Sir

Dr Sobczak et al reported that intravenous L-tryptophan (L-Trp) in first-degree relatives of patients with bipolar disorder (BD) leads to cognitive deficits in executive function and attention compared to healthy control subjects. The authors suggest that impairment in these domains may reflect a central vulnerability of the serotonergic system in frontal brain regions and possible involvement in the cognitive sequelae of BD. The authors also report that in BD relatives and controls, L-Trp impaired delayed memory performance and psychomotor function. For the former group, L-Trp appears to have impaired memory due to a disruption in learning and/or memory consolidation, while for the control group their learning ability was unaffected.

An important consideration with regard to neurochemical specificity is whether the cognitive deficits in BD relatives are entirely attributable to an enhanced serotonergic function following L-Trp. It is well known that large neutral amino acids such as tryptophan, tyrosine and phenylalanine compete for the same blood–brain barrier transporter. A number of studies have shown that infusion of L-Trp can reduce the ratio of tyrosine to large neutral amino acids (Heuther et al, 1992), biochemical markers of dopamine synthesis (Hashiguti et al, 1993), and dopaminergic behavioral responses (Molina et al, 2001). It is therefore possible that the impairments in cognitive function following L-Trp may be partially explained by an indirect effect on reducing central dopamine turnover. Further, dopamine has been shown to modulate neuroendocrine responses such as prolactin and growth hormone release (Lal, 1988) and cognitive processes such as working memory (Ellis and Nathan, 2001), attention and executive function (Robbins, 2000), which are also domains affected by L-Trp infusion (Charney et al, 1982; Luciana et al, 2001; Sobczak et al, 2003). This suggests that the physiological and behavioral effects of L-Trp administration in first-degree BD relatives may be mediated by both serotonergic and dopaminergic mechanisms.

Independent of L-Trp infusion, the BD relatives showed deficits in memory, attention, and psychomotor function compared to controls to which the authors suggest may represent cognitive-trait marker of this illness. It is also evident that the cognitive deficit and clinical symptoms of BD are mediated in part by abnormalities of the mesocortical dopamine system. For example, patients with BD show primary deficits in executive function, such as planning, problem solving, abstract concept formation, set-shifting, and working memory (Quraishi and Frangou, 2002), which have been linked to the neuromodulatory influence of mesocortical dopamine activity. Supporting this link, recent studies have reported an improvement in acute manic symptoms following dopamine precursor depletion (McTavish et al, 2001; Scarna et al, 2003), while tryptophan depletion has been demonstrated to have no significant effects on cognitive symptoms in euthymic BD patients (Hughes et al, 2002).

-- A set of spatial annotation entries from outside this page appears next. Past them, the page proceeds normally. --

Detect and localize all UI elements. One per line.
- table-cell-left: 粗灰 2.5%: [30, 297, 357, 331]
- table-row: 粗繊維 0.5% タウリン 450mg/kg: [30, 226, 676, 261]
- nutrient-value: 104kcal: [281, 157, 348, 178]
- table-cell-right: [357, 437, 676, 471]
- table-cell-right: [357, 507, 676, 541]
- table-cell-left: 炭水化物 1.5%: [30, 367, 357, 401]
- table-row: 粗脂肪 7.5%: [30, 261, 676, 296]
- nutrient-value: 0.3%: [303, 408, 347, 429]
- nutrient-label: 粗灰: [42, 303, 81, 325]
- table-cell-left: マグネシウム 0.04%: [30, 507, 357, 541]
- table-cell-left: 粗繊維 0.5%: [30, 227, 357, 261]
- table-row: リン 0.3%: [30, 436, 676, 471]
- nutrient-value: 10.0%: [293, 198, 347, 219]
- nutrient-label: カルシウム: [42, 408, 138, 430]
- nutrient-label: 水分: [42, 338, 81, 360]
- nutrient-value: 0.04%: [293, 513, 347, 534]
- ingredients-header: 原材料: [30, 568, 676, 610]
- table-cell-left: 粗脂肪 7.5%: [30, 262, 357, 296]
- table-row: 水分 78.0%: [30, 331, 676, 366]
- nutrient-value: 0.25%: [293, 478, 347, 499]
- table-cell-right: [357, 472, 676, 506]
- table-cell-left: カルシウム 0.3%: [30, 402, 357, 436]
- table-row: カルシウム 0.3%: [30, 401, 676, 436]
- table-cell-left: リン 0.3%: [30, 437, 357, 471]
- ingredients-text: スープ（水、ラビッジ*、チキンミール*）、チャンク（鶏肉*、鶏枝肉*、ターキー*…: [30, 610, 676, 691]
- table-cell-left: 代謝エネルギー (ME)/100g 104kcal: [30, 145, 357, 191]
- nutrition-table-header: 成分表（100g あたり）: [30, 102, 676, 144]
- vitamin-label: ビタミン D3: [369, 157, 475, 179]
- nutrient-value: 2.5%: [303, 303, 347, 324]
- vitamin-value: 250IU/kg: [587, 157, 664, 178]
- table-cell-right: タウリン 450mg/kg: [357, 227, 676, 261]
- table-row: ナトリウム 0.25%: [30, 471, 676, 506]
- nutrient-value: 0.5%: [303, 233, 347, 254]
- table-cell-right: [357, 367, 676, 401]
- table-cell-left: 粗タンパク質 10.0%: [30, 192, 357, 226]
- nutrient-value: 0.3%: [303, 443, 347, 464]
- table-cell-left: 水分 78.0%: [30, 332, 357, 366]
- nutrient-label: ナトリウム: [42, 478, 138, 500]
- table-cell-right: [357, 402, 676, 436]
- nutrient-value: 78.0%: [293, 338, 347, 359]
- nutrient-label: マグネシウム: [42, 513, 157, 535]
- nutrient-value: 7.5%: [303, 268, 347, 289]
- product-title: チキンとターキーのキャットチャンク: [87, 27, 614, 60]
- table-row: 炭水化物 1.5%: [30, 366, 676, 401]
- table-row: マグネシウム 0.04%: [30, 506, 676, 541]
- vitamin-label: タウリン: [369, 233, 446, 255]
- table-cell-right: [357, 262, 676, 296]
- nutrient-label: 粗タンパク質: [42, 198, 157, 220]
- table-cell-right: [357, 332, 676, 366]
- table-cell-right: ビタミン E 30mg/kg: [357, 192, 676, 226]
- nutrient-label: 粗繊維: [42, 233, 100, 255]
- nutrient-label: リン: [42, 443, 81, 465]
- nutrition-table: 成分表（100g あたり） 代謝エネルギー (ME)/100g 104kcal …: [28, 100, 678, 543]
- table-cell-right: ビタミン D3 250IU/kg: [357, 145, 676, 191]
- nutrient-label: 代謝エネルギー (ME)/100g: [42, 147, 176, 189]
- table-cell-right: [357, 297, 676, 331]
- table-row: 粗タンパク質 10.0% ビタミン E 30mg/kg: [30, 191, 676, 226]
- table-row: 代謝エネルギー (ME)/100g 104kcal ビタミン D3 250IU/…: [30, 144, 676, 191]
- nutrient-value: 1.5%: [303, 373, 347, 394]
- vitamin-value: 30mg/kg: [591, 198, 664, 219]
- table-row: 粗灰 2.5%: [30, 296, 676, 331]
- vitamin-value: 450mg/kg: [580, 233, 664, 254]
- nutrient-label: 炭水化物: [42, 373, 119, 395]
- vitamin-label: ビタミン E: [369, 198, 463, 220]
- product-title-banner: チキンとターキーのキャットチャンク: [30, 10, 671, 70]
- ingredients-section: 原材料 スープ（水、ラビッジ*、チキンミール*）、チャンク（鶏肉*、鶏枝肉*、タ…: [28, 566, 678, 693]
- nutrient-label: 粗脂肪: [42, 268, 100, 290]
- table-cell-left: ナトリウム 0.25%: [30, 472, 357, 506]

While the study by Sobczak et al (2003) is an important finding showing cognitive deficits following L-Trp infusion in first-degree relatives of BD patients, further studies are needed to determine if the effects are entirely attributable to enhancement of serotonergic function, as it is likely that dopaminergic mechanisms may in part be responsible for some of the cognitive deficits associated with this challenge.